Il ressort du rapport de délégation susmentionné que les supporters de l’équipe du Paris Saint-Germain ont fait usage pendant la rencontre litigieuse d’un total de seize engins pyrotechniques et que le lancement de l’un d’eux a nécessité une interruption de la rencontre pendant trois minutes. En décidant d’infliger à la société requérante en raison de ces faits une amende de 800 euros, la commission supérieure d’appel de la FFF, eu égard au nombre et à la dangerosité des engins en cause, et alors même que la société requérante s’est abstenue de vendre des billets pour la rencontre en litige, notamment auprès de ses supporters, et d’organiser le déplacement de ceux-ci, n’a pas prononcé une sanction disproportionnée.
Il résulte de tout ce qui précède que la société Paris Saint-Germain Football n’est pas fondée à demander l’annulation de la décision attaquée.

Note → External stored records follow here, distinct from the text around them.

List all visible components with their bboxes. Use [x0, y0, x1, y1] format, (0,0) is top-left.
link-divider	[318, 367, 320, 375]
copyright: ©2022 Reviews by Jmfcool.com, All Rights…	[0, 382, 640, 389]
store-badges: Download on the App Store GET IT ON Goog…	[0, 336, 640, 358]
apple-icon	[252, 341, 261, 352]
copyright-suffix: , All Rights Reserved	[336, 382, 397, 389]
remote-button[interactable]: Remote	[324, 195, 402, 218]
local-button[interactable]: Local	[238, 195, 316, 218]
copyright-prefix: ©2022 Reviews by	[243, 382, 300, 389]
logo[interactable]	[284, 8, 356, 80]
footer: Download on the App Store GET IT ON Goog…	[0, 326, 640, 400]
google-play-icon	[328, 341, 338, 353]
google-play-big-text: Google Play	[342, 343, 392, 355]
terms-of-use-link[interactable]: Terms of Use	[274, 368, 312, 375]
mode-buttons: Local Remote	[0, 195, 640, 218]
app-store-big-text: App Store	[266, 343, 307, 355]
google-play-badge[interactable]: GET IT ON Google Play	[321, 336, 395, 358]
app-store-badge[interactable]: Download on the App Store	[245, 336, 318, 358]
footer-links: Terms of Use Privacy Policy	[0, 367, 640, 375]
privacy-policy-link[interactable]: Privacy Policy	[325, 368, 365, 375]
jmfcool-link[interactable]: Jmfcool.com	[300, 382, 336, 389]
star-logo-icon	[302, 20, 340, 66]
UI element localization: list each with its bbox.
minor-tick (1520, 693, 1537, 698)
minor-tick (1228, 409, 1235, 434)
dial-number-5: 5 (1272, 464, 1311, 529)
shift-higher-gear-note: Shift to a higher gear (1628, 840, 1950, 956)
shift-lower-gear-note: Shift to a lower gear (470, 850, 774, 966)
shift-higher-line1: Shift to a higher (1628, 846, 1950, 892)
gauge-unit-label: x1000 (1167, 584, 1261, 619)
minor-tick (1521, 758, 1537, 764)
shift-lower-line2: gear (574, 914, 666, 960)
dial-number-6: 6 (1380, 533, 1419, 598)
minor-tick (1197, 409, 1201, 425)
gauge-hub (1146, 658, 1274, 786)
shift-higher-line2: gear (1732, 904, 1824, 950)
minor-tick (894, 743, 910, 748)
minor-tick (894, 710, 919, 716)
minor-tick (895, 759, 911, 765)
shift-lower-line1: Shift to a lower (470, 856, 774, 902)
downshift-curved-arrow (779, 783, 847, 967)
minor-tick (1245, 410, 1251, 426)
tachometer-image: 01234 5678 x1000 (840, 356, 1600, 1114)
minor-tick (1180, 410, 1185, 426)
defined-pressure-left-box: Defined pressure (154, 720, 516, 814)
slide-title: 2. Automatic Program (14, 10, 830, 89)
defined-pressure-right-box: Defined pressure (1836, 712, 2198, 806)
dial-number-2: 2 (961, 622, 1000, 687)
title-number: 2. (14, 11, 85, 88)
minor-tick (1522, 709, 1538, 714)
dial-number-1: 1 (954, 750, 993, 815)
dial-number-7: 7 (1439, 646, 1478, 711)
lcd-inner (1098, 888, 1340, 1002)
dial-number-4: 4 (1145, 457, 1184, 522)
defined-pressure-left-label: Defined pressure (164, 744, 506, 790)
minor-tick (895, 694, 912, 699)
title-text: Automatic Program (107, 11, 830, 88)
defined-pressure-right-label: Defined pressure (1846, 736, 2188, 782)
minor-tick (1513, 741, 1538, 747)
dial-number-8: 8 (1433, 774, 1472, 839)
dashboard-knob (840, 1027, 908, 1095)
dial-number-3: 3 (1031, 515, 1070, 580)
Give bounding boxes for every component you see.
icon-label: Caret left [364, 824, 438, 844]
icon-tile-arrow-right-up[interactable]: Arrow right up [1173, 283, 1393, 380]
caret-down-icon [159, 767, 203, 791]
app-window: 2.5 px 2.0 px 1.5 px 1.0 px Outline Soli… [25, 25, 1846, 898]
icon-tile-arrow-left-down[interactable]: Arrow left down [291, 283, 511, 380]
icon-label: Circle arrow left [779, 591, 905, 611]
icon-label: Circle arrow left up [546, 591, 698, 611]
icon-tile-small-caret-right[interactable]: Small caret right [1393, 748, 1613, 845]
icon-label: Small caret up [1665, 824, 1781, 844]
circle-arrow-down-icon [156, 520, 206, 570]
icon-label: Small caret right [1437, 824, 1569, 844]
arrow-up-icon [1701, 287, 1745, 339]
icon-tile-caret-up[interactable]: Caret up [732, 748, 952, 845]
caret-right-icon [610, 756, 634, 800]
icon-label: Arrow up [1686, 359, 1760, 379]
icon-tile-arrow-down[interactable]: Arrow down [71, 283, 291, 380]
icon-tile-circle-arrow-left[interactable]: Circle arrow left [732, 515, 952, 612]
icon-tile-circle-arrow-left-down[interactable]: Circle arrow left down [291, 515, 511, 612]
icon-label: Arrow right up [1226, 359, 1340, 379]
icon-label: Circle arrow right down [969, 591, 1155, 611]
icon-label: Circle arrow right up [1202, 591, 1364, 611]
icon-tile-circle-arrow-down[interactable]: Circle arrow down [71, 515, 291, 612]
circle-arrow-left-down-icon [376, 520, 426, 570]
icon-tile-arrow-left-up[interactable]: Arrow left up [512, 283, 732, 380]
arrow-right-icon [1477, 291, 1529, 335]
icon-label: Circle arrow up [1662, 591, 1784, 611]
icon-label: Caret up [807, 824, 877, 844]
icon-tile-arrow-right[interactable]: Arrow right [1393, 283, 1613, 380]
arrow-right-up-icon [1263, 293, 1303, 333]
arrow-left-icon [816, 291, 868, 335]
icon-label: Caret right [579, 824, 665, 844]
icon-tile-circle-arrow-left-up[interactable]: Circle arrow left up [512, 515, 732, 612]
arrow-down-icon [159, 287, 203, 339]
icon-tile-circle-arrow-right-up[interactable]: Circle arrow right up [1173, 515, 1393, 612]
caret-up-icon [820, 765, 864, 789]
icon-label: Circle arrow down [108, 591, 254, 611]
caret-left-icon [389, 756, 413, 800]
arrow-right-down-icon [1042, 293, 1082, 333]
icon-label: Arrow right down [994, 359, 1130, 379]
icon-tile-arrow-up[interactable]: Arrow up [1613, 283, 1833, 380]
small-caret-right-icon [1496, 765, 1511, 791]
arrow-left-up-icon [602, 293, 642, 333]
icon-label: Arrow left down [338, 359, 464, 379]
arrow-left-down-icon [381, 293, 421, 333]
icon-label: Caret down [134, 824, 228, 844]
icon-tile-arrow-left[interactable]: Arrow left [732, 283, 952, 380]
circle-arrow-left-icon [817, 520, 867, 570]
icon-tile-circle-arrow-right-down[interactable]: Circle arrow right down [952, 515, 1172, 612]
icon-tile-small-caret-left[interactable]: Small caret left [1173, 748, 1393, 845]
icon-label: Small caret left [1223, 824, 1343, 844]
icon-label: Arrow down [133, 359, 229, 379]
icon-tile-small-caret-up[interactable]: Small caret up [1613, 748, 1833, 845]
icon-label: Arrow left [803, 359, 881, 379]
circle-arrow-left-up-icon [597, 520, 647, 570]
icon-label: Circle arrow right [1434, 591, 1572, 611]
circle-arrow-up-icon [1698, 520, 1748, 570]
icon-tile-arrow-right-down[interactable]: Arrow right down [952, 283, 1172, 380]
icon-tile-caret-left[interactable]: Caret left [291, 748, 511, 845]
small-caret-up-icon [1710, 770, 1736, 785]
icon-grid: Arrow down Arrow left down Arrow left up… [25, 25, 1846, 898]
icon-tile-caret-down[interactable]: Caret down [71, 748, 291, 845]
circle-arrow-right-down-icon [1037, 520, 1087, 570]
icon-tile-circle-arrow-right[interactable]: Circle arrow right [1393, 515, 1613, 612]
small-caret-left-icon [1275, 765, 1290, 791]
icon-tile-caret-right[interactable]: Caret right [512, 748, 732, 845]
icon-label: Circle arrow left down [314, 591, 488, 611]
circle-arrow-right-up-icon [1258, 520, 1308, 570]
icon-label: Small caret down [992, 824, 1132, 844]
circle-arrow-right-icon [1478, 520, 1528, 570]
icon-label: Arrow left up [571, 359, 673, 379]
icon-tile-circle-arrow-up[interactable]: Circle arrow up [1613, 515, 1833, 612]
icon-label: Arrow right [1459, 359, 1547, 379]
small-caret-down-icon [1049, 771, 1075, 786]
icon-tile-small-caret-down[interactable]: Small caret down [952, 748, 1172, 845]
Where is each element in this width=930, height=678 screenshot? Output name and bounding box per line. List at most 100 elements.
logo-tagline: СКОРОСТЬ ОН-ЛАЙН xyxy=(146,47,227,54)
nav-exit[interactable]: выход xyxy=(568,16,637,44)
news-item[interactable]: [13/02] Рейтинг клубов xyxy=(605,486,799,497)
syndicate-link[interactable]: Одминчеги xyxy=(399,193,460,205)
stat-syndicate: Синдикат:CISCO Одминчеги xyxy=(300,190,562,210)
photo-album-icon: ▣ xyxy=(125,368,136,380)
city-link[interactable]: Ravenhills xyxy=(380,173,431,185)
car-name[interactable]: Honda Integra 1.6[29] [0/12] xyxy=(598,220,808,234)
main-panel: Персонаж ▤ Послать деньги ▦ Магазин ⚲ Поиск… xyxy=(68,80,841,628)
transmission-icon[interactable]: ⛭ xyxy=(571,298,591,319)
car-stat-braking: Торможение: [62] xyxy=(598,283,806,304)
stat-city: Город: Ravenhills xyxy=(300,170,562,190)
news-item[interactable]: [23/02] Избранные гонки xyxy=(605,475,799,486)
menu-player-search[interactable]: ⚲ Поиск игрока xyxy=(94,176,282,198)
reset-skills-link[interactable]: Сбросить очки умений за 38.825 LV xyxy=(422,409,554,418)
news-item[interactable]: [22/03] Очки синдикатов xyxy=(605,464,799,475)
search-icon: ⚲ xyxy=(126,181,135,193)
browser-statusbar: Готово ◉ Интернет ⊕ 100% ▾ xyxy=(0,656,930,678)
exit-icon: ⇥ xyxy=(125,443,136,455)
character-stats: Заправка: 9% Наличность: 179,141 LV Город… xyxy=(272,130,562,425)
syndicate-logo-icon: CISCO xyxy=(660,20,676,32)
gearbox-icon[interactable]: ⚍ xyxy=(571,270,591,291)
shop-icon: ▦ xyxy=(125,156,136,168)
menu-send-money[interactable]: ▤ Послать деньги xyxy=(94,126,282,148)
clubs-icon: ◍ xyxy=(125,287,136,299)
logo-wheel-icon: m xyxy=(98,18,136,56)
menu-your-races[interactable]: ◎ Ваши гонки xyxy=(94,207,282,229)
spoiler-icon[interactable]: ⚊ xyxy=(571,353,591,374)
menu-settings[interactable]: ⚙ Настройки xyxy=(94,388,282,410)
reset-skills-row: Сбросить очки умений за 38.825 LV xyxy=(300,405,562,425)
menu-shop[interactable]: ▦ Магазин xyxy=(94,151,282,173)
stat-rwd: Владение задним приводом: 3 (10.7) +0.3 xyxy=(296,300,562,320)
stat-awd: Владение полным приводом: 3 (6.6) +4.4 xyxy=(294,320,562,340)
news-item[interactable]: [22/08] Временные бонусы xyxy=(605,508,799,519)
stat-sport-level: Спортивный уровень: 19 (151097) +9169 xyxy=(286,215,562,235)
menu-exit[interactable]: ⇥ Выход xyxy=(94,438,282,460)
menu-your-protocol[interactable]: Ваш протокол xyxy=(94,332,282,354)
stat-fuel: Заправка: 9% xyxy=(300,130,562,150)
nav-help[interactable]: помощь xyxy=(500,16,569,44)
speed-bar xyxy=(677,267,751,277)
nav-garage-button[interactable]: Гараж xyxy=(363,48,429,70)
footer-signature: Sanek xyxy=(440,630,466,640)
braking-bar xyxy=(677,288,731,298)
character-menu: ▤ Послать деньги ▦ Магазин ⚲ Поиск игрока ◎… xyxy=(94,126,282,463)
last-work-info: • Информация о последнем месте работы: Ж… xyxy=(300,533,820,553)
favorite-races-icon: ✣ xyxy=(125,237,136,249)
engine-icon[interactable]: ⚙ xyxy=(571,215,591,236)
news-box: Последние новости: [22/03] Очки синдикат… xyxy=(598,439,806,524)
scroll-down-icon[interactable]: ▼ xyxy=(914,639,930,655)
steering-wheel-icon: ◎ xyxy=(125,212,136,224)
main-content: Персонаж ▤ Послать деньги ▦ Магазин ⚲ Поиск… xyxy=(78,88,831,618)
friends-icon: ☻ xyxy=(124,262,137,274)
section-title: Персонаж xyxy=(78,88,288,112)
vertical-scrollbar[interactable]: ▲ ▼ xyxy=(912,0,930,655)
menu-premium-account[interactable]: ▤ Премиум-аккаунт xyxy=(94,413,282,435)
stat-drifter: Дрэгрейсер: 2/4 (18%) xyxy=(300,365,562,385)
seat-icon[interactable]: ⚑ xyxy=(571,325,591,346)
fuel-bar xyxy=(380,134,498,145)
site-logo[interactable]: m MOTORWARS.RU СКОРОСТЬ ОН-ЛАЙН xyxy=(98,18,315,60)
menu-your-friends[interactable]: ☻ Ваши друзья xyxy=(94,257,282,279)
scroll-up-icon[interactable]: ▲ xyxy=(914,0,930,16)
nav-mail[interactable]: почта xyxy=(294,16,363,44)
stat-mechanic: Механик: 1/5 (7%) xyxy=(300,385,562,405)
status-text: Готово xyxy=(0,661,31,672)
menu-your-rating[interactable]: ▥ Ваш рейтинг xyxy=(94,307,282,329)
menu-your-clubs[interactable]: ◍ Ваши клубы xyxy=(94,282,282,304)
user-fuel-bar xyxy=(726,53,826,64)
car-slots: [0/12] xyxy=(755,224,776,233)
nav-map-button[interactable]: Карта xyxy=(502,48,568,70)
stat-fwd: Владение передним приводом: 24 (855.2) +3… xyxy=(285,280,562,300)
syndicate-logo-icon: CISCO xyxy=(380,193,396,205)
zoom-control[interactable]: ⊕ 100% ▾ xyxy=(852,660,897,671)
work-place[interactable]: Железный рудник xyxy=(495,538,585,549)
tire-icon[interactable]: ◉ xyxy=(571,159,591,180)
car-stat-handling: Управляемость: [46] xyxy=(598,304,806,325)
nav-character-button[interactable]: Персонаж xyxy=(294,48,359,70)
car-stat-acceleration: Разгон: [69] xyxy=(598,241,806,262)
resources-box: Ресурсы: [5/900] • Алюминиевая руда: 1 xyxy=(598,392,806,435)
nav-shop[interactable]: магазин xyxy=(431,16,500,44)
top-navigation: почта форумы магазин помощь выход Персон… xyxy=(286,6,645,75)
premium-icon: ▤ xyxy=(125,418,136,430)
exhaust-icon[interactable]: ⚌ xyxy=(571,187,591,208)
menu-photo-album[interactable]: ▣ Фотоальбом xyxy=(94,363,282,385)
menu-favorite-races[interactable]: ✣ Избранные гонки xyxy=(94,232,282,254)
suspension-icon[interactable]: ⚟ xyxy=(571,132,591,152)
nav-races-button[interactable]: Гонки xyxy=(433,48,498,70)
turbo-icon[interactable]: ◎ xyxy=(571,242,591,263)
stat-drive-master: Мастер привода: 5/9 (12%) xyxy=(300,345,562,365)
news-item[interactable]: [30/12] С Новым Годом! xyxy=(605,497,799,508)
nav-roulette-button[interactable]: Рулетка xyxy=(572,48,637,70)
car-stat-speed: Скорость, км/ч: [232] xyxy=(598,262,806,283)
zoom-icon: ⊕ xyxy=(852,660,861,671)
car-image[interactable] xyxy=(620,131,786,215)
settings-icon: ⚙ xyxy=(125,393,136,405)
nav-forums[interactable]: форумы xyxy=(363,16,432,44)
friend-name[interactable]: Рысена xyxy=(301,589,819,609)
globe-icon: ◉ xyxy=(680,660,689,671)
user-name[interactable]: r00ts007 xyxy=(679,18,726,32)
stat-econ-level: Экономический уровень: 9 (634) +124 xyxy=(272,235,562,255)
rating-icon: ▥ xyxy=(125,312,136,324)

Sur les frais liés au litige :
Les dispositions de l’article L. 761-1 du code de justice administrative font obstacle à ce que soit mise à la charge de la FFF, qui n’est pas dans la présente instance la partie perdante, la somme demandée par la société Paris Saint-Germain Football au titre des frais exposés par elle et non compris dans les dépens. Il y a lieu, en revanche, dans les circonstances de l’espèce, de faire application de ces dispositions et de mettre à la charge de la société Paris Saint-Germain Football une somme de 1 800 euros au titre des frais exposés par la FFF et non compris dans les dépens.
D E C I D E :
Article 1er : La requête de la société Paris Saint-Germain Football est rejetée.
Article 2 : La société Paris Saint-Germain Football versera à la Fédération française de football une somme de 1 800 euros en application de l’article L. 761-1 du code de justice administrative.
Article 3 : Le présent jugement sera notifié à la société anonyme sportive professionnelle Paris Saint-Germain Football, à la Fédération française de football et au Comité national olympique et sportif français.
Délibéré après l’audience du 7 mai 2026, à laquelle siégeaient :
Mme Weidenfeld, présidente,
M. Nourisson, premier conseiller,
M. Buron, premier conseiller.
Rendu public par mise à disposition au greffe le 5 juin 2026.
Le rapporteur,
S. Buron
La présidente,
K. Weidenfeld
Le greffier,
A. Lemieux
La République mande et ordonne à la ministre des sports, de la jeunesse et de la vie associative en ce qui la concerne ou à tous commissaires de justice à ce requis en ce qui concerne les voies de droit commun contre les parties privées, de pourvoir à l’exécution de la présente décision.